Take that original group of five, for example.
Over time, two other families joined the party, first Mike and Johnda Hazelwood and their children, and then Ron and Debbie Faupel and their children.
Eventually, the New Year’s family gathering grew to 19, with each new arrival adding energy to the day, said Katie Wilkerson in a story she wrote last year about the significance of the event in her life.
“No matter what, we spend the whole day of January 1st together, some years lasting until 10-11 p.m. Conversations have gone from new parent stories to talking about college and sororities,” she wrote. “It’s my favorite day of the year.”
Dena said they had never really made it a point to celebrate New Year’s Day in any particular way until that year.
“But now this is our tradition, this is our thing, and it really hasn’t changed that much,” she said, even though Katie has said mentioned that they could “class it up a bit” when it comes to the food.
Her dad, however, will hear nothing of that and will continue to prepare Polish sausage, sauerkraut and black-eyes peas.
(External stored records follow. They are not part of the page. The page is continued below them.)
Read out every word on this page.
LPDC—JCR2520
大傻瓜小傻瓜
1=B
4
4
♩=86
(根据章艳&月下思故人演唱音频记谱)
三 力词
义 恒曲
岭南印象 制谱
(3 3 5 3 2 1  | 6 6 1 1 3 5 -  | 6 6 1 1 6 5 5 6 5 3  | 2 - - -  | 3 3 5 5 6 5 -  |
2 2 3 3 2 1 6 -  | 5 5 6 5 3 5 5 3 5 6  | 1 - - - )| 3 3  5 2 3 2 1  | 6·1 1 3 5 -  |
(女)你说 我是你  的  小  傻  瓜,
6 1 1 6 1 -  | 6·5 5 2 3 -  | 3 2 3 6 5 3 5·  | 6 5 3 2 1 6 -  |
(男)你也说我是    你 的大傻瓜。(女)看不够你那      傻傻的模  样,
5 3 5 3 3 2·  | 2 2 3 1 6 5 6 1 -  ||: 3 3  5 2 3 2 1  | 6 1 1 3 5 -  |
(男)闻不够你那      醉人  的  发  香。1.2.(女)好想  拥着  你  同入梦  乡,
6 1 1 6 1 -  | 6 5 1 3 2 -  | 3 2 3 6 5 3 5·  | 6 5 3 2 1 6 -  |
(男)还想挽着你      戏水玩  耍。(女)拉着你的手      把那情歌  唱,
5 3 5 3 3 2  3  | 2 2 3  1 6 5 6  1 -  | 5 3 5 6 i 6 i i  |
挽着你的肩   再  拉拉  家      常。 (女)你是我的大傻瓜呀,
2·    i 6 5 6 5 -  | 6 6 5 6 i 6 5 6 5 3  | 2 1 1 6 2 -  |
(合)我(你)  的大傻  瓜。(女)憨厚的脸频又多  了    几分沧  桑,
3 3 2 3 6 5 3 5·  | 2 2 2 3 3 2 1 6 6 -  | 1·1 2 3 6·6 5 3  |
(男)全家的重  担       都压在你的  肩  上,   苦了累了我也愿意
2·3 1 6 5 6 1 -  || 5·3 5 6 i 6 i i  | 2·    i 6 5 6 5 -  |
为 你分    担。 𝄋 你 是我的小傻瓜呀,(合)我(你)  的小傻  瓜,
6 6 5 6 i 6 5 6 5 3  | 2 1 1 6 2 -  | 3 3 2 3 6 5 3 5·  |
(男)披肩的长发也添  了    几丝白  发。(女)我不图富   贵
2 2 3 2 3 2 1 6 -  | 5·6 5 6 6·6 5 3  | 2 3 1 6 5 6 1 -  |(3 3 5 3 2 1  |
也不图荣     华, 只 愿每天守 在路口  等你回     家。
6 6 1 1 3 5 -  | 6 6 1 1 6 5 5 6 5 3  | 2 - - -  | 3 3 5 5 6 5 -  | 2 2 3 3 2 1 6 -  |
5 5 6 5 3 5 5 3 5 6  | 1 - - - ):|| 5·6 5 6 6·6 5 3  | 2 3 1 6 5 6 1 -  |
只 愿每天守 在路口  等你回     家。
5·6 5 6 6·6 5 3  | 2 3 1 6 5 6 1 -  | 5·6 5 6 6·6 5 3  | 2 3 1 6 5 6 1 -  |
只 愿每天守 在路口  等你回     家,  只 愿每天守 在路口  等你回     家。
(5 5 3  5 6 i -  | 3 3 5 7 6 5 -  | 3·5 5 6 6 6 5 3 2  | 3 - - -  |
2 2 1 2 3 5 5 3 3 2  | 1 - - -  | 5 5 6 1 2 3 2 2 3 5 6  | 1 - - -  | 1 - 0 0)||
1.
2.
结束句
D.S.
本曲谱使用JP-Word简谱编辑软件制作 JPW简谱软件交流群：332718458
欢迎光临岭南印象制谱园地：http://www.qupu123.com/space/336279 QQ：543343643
“He likes tradition,” Dena said. “And he likes to cook and entertain.”
Even though others in the group offered to host, the party still went on at their house the year the Wilkersons were in the middle of a huge remodeling project on the home they now reside in on North Main Street.
They set up card tables in the kitchen that had been gutted and Carter cooked food on a stove in the garage.
“It’s a very relaxed day,” she said, noting that their guests come early in their comfiest clothes. “It is something we all look forward to every year. What better way to start the New year than with great friends.”
Dena said the member of the “original five” who now lives in Washington, D.C., (Katie) planned her time home for Christmas this year so she wouldn’t miss the 25th-annual New Year’s gathering, even though she “had to do some finagling.”
And the Faupels’ daughter, Katie, is due back at Indiana University on New Year’s night, but has planned her packing and departure so she won’t be left out of the family day festivities.
“No one has never not come, not even with all the children and all the different things that could prevent someone from coming. It’s just really important to them,” Dena said, noting that it’s even more significant because the four families are at different stages in their lives. “My kids think it’s the coolest thing. It may be a silly tradition but you don’t really realize what it means to them and the value it has.”
She said Katie has a strong ownership in the day and takes pride in the fact that she’s the only kid that’s been there for the gathering all 25 years.”
“It says that tradition is important,” Dena added, “no matter what it is.”